In Washington, D.C., patients need to get a written recommendation from their primary care doctor that says cannabis is medically necessary. The letter must include the doctor’s medical license number.
What does it cost?
At this time, neither Medicare nor private insurance cover medical marijuana, so customers must pay privately for the products.
Most dispensaries list the price of the various forms of cannabis they sell on their website. The cost of cannabis to smoke typically ranges from $35 to $60 per 1/8 ounce, while oil cartridges that are vaporized cost $40 to $80. Tinctures and chewable tablets range from $20 to $80.
In all these cases, the number of doses one gets from these types of purchases will depend on the condition being treated and each person’s reaction to the various products. Those transitioning off opioids will get fewer days’ use from a given amount than those with less severe needs.
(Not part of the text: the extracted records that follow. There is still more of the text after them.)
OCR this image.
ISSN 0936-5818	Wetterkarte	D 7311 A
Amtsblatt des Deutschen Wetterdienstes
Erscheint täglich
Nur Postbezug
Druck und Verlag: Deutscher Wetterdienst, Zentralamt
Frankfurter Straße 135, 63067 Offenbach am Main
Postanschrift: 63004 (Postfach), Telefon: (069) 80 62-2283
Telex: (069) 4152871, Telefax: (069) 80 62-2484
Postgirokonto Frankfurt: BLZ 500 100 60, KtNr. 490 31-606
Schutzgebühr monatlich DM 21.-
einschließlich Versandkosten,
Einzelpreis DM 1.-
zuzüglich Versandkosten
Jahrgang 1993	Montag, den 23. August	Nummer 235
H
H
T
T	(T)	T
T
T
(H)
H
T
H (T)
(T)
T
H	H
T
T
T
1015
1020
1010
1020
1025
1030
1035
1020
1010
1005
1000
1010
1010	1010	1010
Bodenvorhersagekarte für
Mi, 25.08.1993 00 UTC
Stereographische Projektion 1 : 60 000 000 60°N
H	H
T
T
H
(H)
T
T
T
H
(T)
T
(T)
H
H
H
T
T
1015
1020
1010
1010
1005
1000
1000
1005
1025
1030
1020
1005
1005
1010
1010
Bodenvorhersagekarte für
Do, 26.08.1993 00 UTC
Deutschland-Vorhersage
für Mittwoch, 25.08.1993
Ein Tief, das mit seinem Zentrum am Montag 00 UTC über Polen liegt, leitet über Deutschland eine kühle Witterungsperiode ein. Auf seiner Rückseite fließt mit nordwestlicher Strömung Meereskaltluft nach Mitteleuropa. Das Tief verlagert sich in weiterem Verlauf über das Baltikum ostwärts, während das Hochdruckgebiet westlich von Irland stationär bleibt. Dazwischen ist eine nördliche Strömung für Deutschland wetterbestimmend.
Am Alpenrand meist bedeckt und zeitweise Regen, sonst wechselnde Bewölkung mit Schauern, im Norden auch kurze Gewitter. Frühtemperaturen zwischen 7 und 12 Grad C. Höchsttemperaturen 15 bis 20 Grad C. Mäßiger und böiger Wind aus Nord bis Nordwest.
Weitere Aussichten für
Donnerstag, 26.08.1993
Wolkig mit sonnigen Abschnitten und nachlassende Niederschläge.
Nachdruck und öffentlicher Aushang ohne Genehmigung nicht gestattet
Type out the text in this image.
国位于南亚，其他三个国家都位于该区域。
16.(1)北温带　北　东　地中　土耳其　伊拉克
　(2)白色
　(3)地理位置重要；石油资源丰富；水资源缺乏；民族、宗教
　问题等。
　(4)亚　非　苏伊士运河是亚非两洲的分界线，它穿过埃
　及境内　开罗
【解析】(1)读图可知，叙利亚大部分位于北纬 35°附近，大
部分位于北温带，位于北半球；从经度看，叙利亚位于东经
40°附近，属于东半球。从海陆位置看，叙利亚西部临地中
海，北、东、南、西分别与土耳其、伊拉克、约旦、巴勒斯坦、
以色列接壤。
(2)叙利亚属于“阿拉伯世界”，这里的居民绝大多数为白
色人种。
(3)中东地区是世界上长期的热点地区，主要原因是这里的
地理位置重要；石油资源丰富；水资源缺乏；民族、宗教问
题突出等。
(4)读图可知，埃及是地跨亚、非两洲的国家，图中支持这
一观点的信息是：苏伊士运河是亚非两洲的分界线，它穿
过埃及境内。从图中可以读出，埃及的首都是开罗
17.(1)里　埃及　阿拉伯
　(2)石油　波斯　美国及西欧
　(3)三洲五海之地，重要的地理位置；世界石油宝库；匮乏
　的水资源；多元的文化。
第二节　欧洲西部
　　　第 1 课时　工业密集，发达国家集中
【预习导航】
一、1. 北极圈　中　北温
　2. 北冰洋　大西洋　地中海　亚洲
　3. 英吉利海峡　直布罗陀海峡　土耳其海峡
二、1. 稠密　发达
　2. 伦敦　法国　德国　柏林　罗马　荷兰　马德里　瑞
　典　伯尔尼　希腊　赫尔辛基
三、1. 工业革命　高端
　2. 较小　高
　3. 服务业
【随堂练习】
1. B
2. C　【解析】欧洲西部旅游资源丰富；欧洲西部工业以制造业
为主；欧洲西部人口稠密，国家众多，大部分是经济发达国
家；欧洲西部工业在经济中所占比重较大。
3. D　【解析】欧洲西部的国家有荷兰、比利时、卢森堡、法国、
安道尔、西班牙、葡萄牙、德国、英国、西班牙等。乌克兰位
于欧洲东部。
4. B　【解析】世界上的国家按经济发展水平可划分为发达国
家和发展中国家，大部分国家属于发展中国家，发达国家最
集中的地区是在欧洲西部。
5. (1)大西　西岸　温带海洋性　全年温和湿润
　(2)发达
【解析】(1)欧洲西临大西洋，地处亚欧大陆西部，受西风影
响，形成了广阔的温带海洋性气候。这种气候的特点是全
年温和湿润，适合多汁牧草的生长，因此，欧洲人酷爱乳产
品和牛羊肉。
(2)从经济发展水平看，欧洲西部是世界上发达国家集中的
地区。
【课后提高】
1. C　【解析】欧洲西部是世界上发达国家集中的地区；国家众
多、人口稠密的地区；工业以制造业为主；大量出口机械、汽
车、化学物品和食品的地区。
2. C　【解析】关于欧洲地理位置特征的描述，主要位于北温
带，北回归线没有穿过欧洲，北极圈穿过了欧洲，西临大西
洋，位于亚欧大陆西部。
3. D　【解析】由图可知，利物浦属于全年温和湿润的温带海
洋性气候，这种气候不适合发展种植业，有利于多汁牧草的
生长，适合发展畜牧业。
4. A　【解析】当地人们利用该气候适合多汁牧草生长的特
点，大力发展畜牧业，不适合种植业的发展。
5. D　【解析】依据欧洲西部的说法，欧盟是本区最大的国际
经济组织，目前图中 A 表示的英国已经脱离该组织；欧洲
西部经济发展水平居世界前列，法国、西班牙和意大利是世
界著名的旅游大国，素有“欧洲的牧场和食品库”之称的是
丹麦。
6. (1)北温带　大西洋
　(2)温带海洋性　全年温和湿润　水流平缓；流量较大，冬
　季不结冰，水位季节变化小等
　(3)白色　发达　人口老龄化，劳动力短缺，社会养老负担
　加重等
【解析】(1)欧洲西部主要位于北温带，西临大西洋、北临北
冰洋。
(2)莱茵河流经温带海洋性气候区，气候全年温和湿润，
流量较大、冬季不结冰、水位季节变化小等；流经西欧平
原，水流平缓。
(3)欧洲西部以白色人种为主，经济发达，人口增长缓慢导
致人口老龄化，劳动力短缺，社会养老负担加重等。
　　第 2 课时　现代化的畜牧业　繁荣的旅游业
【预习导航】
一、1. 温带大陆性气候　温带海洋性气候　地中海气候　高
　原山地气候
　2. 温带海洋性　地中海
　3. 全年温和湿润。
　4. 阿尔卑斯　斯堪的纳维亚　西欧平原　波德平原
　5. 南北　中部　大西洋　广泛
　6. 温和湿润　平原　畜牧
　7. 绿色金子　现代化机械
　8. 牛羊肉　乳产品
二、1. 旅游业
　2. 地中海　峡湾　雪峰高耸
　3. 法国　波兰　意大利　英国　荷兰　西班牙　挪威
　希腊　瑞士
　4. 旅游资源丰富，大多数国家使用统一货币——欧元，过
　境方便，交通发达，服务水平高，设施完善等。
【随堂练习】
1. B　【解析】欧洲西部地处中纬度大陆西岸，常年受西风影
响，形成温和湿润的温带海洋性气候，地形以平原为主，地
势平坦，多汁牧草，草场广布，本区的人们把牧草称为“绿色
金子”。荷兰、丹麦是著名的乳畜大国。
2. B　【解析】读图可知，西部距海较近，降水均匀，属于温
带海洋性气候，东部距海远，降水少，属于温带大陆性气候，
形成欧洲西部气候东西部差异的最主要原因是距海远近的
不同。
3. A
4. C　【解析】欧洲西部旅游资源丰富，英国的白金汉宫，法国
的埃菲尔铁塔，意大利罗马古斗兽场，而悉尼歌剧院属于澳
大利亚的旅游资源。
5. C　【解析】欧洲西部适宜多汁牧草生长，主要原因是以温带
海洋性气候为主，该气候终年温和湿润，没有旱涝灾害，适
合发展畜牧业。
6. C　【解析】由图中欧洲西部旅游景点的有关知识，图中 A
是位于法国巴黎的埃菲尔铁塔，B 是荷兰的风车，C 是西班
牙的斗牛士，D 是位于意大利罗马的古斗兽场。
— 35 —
Herbiculture offers a 15 percent discount to patients age 60 and older, as well as veterans. Those who are both seniors and veterans receive a 20 percent discount.
At Rise, patients and caregivers 55 and up are eligible for 10 percent off. In addition, with a loyalty “points” program, customers can earn coupons from $25 off to $100 off, reflecting up to another 10 percent discount.
Herbology’s products are in a similar price range. While it doesn’t offer senior discounts, it does offer a customer loyalty rewards program offering $1 off for every $20 spent.
For Herbology patient John (who did not want his last name to be used), the cost is worth it. After some hesitation, he tried medical marijuana in July to help cope with several mental and physical illnesses. He said he is sleeping better, his pain is manageable, and his PTSD symptoms have diminished.
“The biggest personal hurdle to overcome was the stigma surrounding marijuana and telling my family…who were surprisingly very accepting and eager to learn more,” he said.
“After spending time doing research, asking questions, and meeting with professionals, it has easily been the best decision of my life,” he said.